Multirow Film-Cooling Effectiveness of Vertically Oriented Slot Cross-Section Diffusion Holes on a Turbine Nozzle Guide Vane Suction Surface

Abstract

In this article, a multirow film-cooling effectiveness experiment was conducted on a turbine nozzle guide vane suction surface using the pressure-sensitive paint (PSP) measurement technique. Five rows of film holes were designed at the suction side with a streamwise staggered arrangement and a 6D spanwise hole spacing. Two diffusion holes constructed based on a vertically oriented slot cross-section with 14-deg and 20-deg exit expansion angles were tested. A fan-shaped hole and a horizontally oriented slot cross-section diffusion hole were chosen as the baselines, and both had a 14-deg exit expansion angle. The experiment was carried out in a linear cascade with a mainstream Reynolds number of 62000, a mainstream turbulence intensity of 3.7%, and a coolant-to-mainstream density ratio of 1.5. The four averaged blowing ratios ranged from 0.5 to 2.0. The results showed that, regardless of the blowing ratio, under intense multirow film interactions, the vertically oriented slot cross-section diffusion holes can always produce uniform and consistent film coverage on the vane suction surface.
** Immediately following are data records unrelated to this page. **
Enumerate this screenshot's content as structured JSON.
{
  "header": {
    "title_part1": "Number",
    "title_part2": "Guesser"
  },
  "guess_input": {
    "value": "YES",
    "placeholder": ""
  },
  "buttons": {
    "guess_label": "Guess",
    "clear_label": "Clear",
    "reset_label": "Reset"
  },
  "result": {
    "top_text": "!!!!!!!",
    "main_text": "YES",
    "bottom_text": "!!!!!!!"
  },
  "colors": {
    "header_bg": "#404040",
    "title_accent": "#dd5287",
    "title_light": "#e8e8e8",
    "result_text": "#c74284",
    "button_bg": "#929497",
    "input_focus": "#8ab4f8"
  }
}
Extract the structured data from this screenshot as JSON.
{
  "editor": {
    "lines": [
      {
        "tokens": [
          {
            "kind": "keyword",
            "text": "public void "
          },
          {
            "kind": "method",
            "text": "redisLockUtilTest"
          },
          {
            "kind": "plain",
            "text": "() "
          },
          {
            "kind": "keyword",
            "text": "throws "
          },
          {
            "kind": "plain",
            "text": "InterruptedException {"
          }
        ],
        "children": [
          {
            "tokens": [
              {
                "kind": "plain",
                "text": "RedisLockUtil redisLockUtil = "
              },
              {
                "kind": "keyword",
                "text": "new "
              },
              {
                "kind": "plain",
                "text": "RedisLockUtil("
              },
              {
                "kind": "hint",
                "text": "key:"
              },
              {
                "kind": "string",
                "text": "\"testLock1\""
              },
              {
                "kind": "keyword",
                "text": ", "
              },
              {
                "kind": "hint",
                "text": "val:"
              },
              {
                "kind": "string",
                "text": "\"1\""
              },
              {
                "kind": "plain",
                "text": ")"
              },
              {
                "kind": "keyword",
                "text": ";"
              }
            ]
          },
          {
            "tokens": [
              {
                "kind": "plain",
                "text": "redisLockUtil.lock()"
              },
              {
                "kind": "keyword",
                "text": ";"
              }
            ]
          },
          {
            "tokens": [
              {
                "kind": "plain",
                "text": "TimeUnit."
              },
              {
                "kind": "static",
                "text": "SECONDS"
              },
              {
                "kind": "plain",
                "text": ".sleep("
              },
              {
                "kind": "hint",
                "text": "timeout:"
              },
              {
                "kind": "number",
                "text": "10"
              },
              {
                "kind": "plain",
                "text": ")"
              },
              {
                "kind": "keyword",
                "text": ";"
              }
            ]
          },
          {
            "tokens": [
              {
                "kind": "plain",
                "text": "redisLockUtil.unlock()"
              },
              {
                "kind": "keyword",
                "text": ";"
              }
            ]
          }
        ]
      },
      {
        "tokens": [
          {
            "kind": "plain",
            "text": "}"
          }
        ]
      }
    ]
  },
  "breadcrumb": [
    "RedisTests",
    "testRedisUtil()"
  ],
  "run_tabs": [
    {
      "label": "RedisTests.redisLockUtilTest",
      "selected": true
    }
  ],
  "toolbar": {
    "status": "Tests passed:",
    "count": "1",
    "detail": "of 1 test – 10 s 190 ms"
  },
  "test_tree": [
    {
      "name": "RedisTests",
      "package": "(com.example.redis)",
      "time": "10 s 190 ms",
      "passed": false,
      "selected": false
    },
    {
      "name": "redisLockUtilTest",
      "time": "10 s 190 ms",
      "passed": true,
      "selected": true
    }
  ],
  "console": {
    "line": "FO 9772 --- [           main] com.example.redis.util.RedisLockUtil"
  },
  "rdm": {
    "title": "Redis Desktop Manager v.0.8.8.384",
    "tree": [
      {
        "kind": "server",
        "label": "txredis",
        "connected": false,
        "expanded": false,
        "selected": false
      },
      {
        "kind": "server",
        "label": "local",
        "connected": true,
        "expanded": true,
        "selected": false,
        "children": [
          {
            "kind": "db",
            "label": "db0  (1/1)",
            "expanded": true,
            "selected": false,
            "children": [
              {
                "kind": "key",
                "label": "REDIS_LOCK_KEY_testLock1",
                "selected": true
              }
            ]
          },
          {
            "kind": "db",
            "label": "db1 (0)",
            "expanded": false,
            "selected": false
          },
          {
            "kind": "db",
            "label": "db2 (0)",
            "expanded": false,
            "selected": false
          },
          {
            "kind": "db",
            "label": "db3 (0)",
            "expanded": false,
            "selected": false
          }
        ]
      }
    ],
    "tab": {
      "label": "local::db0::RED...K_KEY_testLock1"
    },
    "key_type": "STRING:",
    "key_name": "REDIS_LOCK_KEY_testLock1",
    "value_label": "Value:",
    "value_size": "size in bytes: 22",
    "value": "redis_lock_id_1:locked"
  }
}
The vertically oriented slot cross-section widens the distance between the up- and downstream walls and narrows the lateral width, thereby weakening the influence of the entrance “jetting effect.” The resulting flow pattern can adapt to a larger exit expansion angle. In addition to the smaller difference under a low blowing ratio, two vertically oriented slot cross-section diffusion holes yield prominently greater multirow effectiveness than do the horizontally oriented slot cross-section diffusion hole and conventional fan-shaped hole, in which the case with a 20-deg expansion angle performs better.